By Jonathan Nida, bi-vocational pastor
Like many Southern Baptists, I was distraught at the news that the International Mission Board (IMB) was forced to make a dramatic reduction in the number of full-time missionaries that we send out.
Unlike many Southern Baptists, I have had my livelihood provided for strictly through Cooperative Program giving as a former full-time employee of the Georgia Baptist Convention.
Additionally, I’ve helped secure funding for NAMB church planters and interns. I say all this to convey this money is not an Excel entry to me.
I’ve seen the lives that have been profoundly changed by the CP; both the ministers and those who’ve been ministered to. This is why I am personally so somber about our financial distress in a major mission board.
But it’s not as a minister I write to you today. In the Lord’s providence, he led me to prepare for bi-vocational ministry and the door he opened for me was in the financial services industry. It is from that desk I seek to communicate today.

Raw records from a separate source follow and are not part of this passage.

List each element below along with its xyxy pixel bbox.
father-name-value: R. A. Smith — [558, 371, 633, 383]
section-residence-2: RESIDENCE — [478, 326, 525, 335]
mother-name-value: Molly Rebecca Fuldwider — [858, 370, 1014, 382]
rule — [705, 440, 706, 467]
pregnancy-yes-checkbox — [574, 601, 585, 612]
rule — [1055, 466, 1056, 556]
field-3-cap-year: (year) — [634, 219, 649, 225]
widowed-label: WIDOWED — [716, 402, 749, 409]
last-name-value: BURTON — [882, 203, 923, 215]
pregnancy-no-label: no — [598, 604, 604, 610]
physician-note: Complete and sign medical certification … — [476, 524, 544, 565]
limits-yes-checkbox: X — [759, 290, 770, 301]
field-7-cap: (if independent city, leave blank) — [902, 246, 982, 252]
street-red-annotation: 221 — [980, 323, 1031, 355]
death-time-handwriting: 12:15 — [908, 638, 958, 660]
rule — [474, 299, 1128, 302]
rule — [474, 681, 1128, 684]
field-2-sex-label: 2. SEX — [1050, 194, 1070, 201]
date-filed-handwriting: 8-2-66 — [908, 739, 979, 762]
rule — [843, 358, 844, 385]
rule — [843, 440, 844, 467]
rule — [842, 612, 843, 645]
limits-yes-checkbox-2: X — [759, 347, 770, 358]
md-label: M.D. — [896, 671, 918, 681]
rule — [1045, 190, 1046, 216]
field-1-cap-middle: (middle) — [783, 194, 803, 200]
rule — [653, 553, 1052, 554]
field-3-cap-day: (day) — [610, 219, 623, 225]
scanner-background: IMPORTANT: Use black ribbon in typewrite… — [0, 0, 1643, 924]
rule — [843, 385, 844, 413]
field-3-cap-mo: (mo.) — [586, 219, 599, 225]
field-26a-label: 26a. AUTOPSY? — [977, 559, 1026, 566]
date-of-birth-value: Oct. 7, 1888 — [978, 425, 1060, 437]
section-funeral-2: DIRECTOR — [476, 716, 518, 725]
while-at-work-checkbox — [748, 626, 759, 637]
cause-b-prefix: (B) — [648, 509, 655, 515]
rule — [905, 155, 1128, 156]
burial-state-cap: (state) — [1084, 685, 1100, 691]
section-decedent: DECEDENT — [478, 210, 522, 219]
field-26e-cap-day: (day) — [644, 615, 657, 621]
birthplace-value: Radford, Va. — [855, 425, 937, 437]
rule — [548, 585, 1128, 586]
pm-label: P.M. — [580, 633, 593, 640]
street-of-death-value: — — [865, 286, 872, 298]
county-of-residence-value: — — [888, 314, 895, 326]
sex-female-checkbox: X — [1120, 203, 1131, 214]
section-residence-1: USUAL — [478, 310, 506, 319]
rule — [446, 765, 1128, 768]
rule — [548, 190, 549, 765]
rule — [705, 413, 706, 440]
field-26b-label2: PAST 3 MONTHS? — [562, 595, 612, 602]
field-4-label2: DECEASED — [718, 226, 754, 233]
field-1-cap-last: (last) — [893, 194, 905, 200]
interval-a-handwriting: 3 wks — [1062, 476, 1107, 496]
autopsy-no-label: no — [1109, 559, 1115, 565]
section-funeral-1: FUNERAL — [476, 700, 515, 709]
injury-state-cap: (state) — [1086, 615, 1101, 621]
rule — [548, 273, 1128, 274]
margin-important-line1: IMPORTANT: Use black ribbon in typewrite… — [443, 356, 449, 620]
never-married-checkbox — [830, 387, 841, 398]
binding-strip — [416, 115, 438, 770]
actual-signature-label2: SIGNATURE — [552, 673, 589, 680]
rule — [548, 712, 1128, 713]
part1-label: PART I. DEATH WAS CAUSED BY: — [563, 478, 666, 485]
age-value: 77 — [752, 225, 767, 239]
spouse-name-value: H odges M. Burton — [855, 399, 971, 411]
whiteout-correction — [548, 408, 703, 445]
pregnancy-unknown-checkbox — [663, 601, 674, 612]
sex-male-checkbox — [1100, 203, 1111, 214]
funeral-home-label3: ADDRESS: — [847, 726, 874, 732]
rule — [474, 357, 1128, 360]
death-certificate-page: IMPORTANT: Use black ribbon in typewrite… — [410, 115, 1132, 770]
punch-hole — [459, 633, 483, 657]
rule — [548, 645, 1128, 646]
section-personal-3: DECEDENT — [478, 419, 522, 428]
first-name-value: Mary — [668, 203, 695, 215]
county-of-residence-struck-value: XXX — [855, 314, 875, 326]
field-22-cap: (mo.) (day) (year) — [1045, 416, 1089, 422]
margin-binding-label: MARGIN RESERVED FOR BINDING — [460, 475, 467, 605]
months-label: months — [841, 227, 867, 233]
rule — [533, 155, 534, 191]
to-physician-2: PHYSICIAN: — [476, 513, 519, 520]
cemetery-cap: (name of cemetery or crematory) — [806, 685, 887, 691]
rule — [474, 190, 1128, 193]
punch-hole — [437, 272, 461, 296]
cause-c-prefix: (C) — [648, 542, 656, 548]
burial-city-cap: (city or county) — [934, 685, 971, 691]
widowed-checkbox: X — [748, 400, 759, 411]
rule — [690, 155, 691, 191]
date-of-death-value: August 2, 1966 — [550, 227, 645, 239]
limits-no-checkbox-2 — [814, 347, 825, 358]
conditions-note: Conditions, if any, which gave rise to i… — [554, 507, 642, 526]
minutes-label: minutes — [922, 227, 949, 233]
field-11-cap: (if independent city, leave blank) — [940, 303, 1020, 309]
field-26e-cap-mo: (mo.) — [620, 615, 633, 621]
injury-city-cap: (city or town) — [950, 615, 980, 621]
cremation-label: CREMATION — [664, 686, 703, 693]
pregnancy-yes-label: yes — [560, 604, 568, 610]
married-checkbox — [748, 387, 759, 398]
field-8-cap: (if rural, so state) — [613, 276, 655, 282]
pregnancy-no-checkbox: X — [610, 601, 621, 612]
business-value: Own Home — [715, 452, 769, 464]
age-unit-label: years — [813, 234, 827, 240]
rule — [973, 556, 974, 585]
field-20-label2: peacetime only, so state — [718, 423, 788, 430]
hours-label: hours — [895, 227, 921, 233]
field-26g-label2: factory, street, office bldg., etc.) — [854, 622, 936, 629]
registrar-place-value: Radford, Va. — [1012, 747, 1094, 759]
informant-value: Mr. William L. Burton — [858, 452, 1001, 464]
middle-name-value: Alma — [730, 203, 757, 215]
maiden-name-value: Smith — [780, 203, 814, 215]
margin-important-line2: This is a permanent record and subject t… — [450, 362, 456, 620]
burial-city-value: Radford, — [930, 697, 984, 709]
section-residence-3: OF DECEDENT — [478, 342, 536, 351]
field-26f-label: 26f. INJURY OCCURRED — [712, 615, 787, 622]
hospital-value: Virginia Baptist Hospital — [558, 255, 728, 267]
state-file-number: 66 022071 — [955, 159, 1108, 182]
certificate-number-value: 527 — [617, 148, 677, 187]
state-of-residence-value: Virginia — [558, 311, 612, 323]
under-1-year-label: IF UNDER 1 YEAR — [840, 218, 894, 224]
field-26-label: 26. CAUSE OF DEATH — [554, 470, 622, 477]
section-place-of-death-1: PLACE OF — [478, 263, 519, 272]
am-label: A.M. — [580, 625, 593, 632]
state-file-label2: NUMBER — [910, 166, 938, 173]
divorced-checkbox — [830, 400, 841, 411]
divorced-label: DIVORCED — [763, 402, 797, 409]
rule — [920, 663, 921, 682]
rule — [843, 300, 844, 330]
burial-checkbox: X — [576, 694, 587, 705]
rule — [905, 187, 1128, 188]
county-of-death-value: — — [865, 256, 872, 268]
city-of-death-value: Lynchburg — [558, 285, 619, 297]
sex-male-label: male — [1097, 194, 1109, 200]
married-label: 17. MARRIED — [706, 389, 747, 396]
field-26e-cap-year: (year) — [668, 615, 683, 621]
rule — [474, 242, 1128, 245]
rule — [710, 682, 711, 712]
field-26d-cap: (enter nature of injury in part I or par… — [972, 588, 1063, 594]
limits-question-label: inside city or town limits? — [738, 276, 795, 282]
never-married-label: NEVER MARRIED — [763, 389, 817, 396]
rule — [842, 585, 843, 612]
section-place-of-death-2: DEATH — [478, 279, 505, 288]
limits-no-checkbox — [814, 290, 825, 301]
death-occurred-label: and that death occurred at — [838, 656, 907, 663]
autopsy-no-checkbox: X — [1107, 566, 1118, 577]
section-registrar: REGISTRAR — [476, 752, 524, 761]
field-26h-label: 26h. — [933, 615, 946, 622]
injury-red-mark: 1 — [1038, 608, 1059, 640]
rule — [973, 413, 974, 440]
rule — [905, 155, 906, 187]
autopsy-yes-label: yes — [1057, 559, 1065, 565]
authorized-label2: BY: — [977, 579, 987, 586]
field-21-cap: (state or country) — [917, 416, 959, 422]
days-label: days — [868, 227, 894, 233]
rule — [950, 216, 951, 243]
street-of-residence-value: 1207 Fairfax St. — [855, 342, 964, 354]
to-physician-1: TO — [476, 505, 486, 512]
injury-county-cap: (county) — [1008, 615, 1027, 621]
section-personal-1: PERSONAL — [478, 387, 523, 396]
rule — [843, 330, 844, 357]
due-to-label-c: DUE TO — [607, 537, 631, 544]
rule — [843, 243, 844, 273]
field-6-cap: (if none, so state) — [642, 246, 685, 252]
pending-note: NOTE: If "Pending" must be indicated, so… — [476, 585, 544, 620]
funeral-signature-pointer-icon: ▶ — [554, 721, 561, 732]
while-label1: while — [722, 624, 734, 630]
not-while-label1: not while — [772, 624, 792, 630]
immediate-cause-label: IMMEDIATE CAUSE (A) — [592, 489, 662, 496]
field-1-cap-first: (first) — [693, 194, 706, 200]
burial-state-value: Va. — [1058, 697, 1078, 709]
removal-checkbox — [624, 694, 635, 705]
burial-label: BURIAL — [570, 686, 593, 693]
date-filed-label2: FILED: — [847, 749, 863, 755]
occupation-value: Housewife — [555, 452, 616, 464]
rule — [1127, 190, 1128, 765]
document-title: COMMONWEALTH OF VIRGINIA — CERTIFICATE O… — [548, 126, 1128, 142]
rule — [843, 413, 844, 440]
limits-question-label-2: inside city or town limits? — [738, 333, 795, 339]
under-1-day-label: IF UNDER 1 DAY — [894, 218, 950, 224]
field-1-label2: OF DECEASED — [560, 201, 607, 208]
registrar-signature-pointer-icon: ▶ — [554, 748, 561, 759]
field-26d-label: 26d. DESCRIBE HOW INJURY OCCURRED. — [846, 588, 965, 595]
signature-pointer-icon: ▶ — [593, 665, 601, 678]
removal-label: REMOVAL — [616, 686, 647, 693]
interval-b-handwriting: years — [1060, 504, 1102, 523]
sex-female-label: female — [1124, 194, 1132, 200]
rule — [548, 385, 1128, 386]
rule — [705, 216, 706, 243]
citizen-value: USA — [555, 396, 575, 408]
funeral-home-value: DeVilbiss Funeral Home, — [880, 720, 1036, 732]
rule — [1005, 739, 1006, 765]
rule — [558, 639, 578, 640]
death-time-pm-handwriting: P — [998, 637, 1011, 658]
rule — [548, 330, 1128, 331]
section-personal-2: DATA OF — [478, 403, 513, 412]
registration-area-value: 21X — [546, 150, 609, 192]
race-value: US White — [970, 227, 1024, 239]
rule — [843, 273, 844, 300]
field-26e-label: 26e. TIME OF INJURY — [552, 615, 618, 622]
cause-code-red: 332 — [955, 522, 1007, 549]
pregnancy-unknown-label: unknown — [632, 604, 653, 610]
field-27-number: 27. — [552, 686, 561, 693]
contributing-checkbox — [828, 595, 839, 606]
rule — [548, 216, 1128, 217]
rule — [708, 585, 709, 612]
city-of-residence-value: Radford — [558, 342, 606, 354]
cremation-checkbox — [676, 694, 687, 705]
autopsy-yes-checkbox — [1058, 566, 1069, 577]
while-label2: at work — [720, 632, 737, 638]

According to a Boston College Center for Wealth and Philanthropy study, between 2007 and 2061, there will be $59 trillion transferred from estates in the US.
That’s a 59 with twelve zeros. Let’s think about that for a minute. Let’s assume only 5 percent of that is money being transferred from Southern Baptists (this assumption is based on the fact Southern Baptists make up roughly 5 percent of the US.) It would leave us with $2.95 trillion in wealth being transferred from Southern Baptists to their heirs, the government, and estate services. That is a truly staggering figure.
The question is, what does this figure have to do with the Great Commission as worked out through the IMB?
My contention is that it has everything to do with our missional work. Consider this, were you to annualize the figure stated earlier, you could assume over $5 billion every year is being transferred from SBC estates. What if each of these SBC estate holders was committed to tithing on their estate?
Would we be scaling back our mission work with an additional $500 million each year?
That’s more than our total CP giving for the 2013-2014 fiscal year. Obviously there are a lot of assumptions being made here, but even if the number was 10 percent of that, we wouldn’t be calling missionaries home from the field because of financial reasons. We’re eight years into the time period discussed in the Boston College study, why aren’t we flush with cash?
Many faithful givers don’t even consider planned giving on their estate despite the fact that it can reduce their taxable estate and make a lasting impact for the Kingdom of God.
It is often complicated to consider gifting illiquid assets or setting up proper estate documents, but these are fairly routine procedures that a competent financial advisor should be able to take the lead on.
Planned giving can work hand in hand with your comprehensive financial plan to help you maximize the impact you can have for the Kingdom.
A few meetings with the right people can ensure that the work you’ve supported your entire life continues to benefit from your support after you’ve been called home.
It is easy to look at the IMB budget numbers and become disheartened, but there are more numbers that we should be examining.
The task of taking the gospel to the nations is certainly a great one. Great tasks require great commitment but carry the promise of great reward.
My point is simple: with improved estate stewardship, no missionary need leave the mission field.
In fact, there is plenty of Baptist money to increase the number of missionaries in the field. We do not have a money problem.